Zur relativen Entlastung der Griechen muss an dieser Stelle erwähnt werden, dass die Krisen in Italien und auch in Spanien nicht überwunden sind und dass Frankreich aus einer Vielzahl ganz unterschiedlicher Gründe ein großer Unsicherheitsfaktor für den Euro ist. Man kann manchmal den Eindruck gewinnen, dass die Euro-Nomenklatura um Merkel, Hollande, Draghi und co. es ganz gut findet, wenn sich der öffentliche Diskurs möglichst oft und immer wieder um Griechenland dreht. Das lenkt so schön ab von allen anderen Eurokrisenländern und von der noch lange nicht überwundenen Krise des Euro selbst.

In Griechenland hat die Eurokrise ein Gesicht, an dem man sich abarbeiten kann

Das womöglich wichtigste Datum im Spiel der vielen Euro-Gleichungen mit viel zu vielen Unbekannten ist in der Tatsache zu sehen, dass die Euro-Machthaber, die in Berlin, Frankfurt und vielleicht noch in Paris sitzen, notfalls selbst gegen die Gesetze der Physik den Euro in seiner jetzigen Ausdehnung und Form – koste es, was es wolle – bis zum Sanktnimmerleinstag aufrechterhalten wollen. Für Griechenland hat dieser fatale Wille eine sehr angenehme Konsequenz. Hellas kann sich darauf verlassen, dass egal wieviel das Land selber erwirtschaftet, die Differenz zum real erwirtschafteten Pro-Kopf-Einkommen in den starken Euro-Nordländern ganz oder mindestens teilweise durch große Alimentenströme aus dem Norden ausgeglichen wird. Wegen des finanziell auf Null eingeschränkten Handlungsspielraums war die Wahl in Griechenland ohnehin ein Witz.

Die von der Mehrheit der Griechen nie als Bringeschuld empfundene Reformierung der eigenen Volkswirtschaft, wurde von der Troika zwar in vielen Fensterreden, wenn mal wieder neue Notkredite, besser Schenkungen, nötig waren, angefordert, aber echte Reformen haben nie stattgefunden. Die griechische Wirtschaft muss auch nicht einfach nur ein bisschen reformiert werden, sondern da muss systemisch und in den Köpfen vieler Menschen schon ein bisschen mehr passieren.

Als die Griechenlandkrise ruchbar wurde, die eine Krise des griechischen Staates, der griechischen Banken und der griechischen Wirtschaft war, entstand eine neue politische Unkultur im Land. Wie im vergangenen griechischen Wahlkampf sichtbar, stritt man sich in Athen zuletzt nur noch darum wieviel Reform man den ewigen Geldgebern aus dem Norden trotzig zubilligen sollte und mit wie wenig Reformen Griechenland auskommen würde, um seine ewige Gönner ruhig zu stellen. Also man stritt über den richtigen Weg das meiste aus Europa heraus zu holen, was irgend drin ist.
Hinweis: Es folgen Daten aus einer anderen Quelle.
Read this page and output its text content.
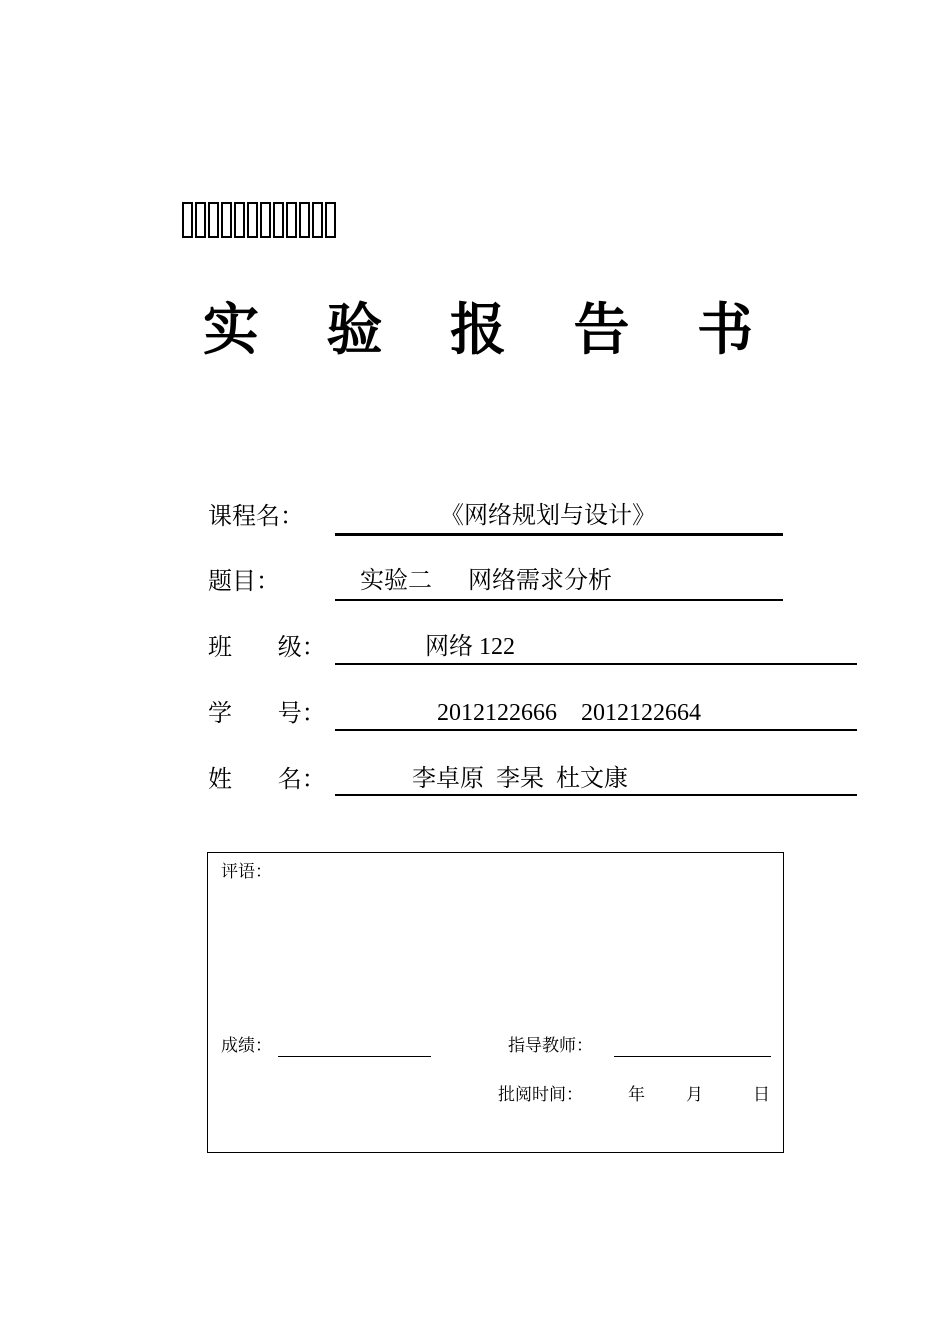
实 验 报 告 书
课程名：	《网络规划与设计》
题目：	实验二      网络需求分析
班      级：	网络 122
学      号：	2012122666    2012122664
姓      名：	李卓原  李杲  杜文康
评语：
成绩：	指导教师：
批阅时间：	年 月	日
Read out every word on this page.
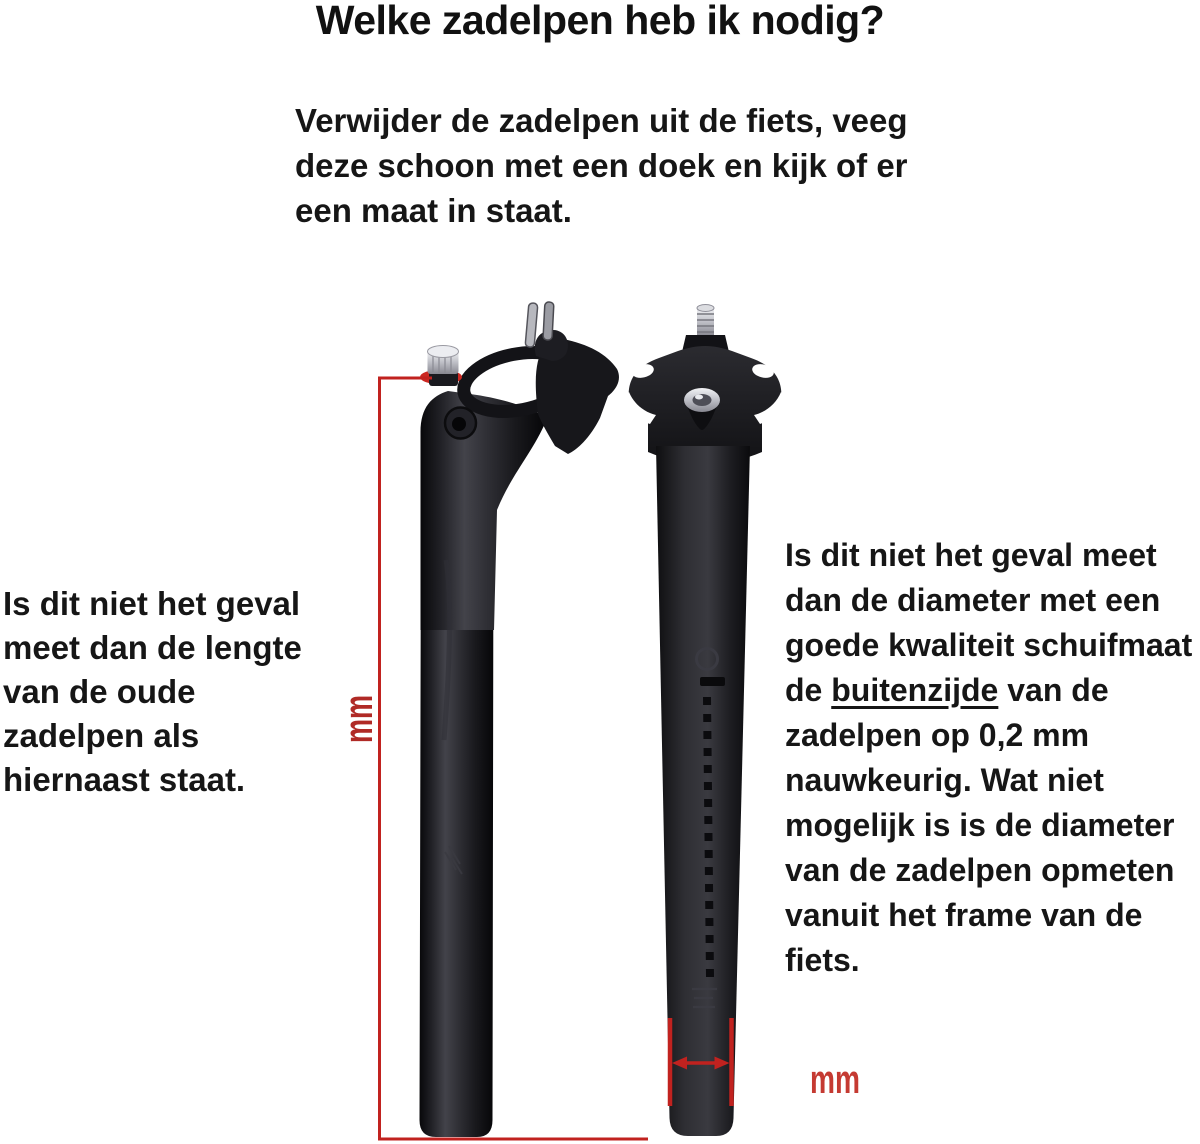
mm
mm
Welke zadelpen heb ik nodig?
Verwijder de zadelpen uit de fiets, veeg
deze schoon met een doek en kijk of er
een maat in staat.
Is dit niet het geval
meet dan de lengte
van de oude
zadelpen als
hiernaast staat.
Is dit niet het geval meet
dan de diameter met een
goede kwaliteit schuifmaat
de buitenzijde van de
zadelpen op 0,2 mm
nauwkeurig. Wat niet
mogelijk is is de diameter
van de zadelpen opmeten
vanuit het frame van de
fiets.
Da lag der 41.jährige Tsipras mit seinem unspezifischen Sozialismus und seiner dynamischen Jugendlichkeit voll im Trend. Er versprach, was er selber erkennbar nicht darstellen kann: Freibier für alle und vorallem für die Schwächeren. Und wie es jetzt in den Medien heißt: 1000 Euro für jeden Griechen.

Tsipras, Glücksfall der griechischen Politik

Tsipras, der Bürgerschreck? Tsipras, eine politische Gefahr? Eine Stärkung der europäischen extremen Linken? Nichts von alledem ist Realität. Tsipras hängt, ob er es will oder nicht, am finanziellen Tropf der Troika und am finanziellen Tropf der EZB in Frankfurt und der Bundesrepublik in Berlin. Von dort wird entschieden, wieviel Spielgeld Tsipras für seine Revolutionsgaudi, für seine Kamellewerferei oder für sein kleinlautes Abbittetun bei seinen Fans für reihenweise gebrochene Geldversprechungen real zur Verfügung hat oder nicht zur Verfügung hat. Natürlich weiß Tsipras das selber am besten und deswegen bleibt ihm gar nichts anderes übrig als, angesichts des hohen Erwartungsdruckes (vielleicht noch als Krakeler auftretend) sich in der Sache besonders zahm und konziliant gegenüber den Geldgebern Griechenlands zu zeigen.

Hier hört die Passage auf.